E. K. HALL '92 HEADS CAMP MEMORIAL COMMITTEE

June, 1926
Article
E. K. HALL '92 HEADS CAMP MEMORIAL COMMITTEE
June, 1926

E. K. Hall '92 is Chairman of the National Collegiate Athletic Association Committee, and Professor James P. Richardson '99 chairman of the committee of the first district (New England) under that committee which will undertake to erect at Yale a memorial to the late Walter Camp.

The erection of this memorial is the outcome of a spontaneous desire, expressed by college men all over the country, to pay tribute to the memory of Walter Camp. Yale University took the first step in preparing a definite scheme along the general lines of the plan here described. Other proposals were consolidated under the leadership of the National Collegiate Athletic Association. The committee named by Brigadier General Palmer E. Pierce, President of the National Collegiate Association, offered to co-operate with the committee appointed by the Corporation of Yale University in the creation of a national memorial in which all universities, college and schools could participate. Discussion by the two committees resulted in joint approval of the present plan.

The cost of the Memorial has been estimated at approximately $300,000. Of this amount, the Committee of the National Collegiate Athletic Association, on behalf of universities, colleges and schools other than Yale, has undertaken to raise one half. It is hoped that all college and school men will join in the subscription in amounts large or small.

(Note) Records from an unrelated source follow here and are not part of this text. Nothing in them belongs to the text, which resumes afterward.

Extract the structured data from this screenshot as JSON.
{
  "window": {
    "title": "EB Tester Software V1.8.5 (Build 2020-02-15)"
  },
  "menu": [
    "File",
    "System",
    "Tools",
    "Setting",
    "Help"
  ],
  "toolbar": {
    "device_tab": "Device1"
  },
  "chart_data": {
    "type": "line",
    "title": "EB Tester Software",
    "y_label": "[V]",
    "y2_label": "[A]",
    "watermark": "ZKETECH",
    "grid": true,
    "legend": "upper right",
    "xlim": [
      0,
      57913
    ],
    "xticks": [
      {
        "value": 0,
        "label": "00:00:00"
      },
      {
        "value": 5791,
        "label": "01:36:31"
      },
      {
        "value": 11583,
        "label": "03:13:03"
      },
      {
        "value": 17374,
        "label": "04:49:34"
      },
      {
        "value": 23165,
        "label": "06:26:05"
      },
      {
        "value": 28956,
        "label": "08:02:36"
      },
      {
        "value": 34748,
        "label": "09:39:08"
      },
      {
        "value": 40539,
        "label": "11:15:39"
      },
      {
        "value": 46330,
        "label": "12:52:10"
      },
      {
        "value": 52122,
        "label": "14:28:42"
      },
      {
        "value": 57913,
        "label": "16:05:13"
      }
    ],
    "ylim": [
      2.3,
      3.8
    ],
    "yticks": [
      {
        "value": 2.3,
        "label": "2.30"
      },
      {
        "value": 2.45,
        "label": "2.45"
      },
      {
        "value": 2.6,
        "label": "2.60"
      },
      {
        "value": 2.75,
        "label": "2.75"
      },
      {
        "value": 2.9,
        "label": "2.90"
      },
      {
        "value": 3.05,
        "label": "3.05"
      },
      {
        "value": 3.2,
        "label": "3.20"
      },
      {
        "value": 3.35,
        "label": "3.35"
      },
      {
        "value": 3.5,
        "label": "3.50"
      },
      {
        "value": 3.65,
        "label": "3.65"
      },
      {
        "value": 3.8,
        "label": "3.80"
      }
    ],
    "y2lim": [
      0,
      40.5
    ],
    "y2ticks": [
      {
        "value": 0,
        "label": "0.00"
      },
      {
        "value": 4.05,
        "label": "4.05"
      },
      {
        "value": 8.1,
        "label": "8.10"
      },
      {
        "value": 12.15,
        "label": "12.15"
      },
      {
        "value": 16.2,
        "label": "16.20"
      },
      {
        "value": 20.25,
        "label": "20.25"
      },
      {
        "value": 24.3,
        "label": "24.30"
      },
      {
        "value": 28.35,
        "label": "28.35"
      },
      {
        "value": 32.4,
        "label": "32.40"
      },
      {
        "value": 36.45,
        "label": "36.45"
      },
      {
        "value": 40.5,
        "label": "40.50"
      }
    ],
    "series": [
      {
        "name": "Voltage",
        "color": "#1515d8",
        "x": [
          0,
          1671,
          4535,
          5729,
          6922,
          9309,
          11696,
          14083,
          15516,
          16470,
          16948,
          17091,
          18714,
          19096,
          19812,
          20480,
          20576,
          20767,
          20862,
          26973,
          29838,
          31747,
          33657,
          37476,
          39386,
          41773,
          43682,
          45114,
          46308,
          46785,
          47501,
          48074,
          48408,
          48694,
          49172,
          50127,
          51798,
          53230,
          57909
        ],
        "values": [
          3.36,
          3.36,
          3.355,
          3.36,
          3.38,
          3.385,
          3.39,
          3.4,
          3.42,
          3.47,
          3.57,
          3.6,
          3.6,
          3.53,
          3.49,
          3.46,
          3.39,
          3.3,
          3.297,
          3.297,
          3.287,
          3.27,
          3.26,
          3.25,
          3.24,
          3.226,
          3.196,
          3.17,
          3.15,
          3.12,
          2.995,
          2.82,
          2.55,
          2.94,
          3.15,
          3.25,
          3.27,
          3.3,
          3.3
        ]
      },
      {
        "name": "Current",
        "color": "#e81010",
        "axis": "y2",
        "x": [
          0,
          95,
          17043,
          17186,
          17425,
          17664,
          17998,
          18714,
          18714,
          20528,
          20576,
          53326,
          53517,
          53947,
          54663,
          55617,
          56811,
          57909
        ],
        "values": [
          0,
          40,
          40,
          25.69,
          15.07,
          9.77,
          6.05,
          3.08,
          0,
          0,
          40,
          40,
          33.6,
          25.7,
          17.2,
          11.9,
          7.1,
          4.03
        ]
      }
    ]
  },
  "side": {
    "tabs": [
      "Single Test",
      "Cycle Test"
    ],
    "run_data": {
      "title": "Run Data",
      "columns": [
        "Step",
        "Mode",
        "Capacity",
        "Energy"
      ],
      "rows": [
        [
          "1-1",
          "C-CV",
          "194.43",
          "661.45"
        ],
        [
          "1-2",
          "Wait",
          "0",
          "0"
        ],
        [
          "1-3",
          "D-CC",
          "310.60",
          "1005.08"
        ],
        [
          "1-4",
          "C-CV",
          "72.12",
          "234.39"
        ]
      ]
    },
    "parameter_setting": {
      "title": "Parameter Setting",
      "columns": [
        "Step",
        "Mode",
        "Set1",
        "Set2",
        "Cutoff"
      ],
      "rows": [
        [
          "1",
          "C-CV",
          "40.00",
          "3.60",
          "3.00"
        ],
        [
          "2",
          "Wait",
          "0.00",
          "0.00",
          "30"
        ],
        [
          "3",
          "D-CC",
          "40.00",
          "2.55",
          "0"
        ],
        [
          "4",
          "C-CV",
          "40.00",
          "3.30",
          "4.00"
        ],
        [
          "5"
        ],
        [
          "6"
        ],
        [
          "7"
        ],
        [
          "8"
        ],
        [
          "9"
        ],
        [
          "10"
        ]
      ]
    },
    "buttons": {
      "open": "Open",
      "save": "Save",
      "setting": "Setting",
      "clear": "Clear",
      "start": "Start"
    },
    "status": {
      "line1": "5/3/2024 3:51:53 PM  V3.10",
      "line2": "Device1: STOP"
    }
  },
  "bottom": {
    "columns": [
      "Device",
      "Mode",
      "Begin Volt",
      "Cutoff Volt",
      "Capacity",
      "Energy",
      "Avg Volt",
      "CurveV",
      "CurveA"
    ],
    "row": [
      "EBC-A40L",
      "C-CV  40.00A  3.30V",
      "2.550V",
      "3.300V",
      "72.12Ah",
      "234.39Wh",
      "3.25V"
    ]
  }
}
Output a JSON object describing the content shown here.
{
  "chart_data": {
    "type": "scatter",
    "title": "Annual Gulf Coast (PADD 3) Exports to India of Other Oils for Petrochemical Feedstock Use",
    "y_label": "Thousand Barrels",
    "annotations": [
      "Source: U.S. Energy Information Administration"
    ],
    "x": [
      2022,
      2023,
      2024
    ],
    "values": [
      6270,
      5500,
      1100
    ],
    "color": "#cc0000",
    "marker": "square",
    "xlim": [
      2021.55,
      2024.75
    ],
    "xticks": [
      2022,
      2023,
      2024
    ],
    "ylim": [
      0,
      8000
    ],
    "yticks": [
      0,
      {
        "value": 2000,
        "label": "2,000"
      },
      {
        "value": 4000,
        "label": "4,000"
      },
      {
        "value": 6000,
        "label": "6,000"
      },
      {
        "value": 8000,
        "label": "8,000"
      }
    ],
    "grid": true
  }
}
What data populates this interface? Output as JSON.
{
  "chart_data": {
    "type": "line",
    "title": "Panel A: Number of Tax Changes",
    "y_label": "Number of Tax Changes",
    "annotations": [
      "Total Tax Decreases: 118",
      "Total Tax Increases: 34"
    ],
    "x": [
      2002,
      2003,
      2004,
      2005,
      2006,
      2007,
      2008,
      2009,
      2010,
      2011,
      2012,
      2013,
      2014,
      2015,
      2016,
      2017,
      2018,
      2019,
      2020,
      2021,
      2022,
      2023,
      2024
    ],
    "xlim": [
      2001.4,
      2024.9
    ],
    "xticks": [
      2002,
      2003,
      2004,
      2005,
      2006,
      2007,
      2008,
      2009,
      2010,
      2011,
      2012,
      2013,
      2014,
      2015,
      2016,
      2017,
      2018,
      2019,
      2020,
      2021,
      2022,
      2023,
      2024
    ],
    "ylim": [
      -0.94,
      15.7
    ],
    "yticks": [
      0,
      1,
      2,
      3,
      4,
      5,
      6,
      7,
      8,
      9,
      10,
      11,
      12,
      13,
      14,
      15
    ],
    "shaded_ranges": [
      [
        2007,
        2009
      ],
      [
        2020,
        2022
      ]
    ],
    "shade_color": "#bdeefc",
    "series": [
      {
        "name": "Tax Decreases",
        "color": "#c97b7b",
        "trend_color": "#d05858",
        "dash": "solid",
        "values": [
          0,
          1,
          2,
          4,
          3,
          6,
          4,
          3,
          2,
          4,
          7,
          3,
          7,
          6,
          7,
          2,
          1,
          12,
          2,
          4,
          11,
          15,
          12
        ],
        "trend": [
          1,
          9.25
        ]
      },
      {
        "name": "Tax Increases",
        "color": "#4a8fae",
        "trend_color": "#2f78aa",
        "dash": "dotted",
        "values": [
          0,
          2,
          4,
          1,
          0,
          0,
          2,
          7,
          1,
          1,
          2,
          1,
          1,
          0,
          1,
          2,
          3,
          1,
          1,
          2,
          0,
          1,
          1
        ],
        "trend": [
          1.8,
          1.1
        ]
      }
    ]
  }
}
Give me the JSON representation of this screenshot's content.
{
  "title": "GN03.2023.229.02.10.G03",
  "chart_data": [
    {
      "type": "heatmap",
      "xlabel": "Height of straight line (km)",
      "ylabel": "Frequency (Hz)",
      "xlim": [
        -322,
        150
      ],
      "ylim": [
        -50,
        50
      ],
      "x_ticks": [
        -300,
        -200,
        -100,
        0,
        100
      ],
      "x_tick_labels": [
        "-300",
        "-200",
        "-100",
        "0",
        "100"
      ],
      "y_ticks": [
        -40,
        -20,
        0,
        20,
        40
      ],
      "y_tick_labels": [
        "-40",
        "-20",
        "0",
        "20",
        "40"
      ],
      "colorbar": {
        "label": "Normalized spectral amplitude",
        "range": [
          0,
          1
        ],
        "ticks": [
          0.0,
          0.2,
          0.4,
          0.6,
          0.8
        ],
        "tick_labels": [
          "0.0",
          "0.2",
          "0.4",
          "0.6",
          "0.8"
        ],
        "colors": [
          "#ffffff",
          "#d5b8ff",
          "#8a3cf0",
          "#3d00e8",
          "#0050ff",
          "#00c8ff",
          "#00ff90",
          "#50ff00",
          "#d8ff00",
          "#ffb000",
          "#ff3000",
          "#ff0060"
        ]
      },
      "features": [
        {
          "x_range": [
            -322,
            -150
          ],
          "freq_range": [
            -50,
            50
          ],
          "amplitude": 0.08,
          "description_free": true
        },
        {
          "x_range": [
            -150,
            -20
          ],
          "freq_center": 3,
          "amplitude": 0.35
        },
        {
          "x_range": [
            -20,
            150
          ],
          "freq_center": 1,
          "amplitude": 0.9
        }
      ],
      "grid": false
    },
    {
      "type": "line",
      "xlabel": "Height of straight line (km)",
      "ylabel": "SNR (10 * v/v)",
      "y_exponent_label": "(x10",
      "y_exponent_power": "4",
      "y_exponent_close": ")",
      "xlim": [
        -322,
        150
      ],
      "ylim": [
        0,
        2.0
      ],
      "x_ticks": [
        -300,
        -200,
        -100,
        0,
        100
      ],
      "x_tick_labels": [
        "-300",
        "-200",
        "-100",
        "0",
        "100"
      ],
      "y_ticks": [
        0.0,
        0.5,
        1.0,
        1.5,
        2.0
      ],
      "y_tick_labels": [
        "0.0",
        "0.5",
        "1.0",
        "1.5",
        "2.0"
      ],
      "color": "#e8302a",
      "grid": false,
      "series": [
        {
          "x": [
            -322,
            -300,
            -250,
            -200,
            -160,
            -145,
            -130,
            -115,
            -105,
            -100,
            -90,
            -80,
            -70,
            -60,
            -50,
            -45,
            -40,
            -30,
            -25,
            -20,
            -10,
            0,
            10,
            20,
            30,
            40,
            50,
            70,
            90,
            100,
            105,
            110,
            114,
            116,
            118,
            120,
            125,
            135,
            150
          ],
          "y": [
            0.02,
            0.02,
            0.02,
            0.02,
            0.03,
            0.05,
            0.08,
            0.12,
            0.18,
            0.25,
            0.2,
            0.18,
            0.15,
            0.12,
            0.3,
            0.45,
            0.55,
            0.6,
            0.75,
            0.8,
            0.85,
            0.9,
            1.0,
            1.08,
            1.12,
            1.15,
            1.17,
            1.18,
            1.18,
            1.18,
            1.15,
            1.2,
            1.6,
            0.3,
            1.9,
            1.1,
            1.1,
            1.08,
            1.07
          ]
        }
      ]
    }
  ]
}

The memorial will stand in the midst of the Yale Athletic Fields, and will take the form of a monumental gateway, with enclosures, designed by John W. Cross, Yale, 1900. The plans have been approved by the National Collegiate Athletic Association and Yale University.

It was on the Yale Athletic Fields that Walter Camp laid the foundation of his national fame. To all who see it the memorial will be a reminder of the enduring services of Walter Camp to the world of sport. What he did is too well known to everyone familiar with athletics in the United States to require any emphasis here. He well earned his title of "Father of American Football." Throughout a long and active career he threw his tremendous influence on the side of clean sport, hard physical training and sturdy manhood. Every institution and every individual taking part in intercollegiate athletics owes something to his lifelong efforts. He helped make American Football what it is today.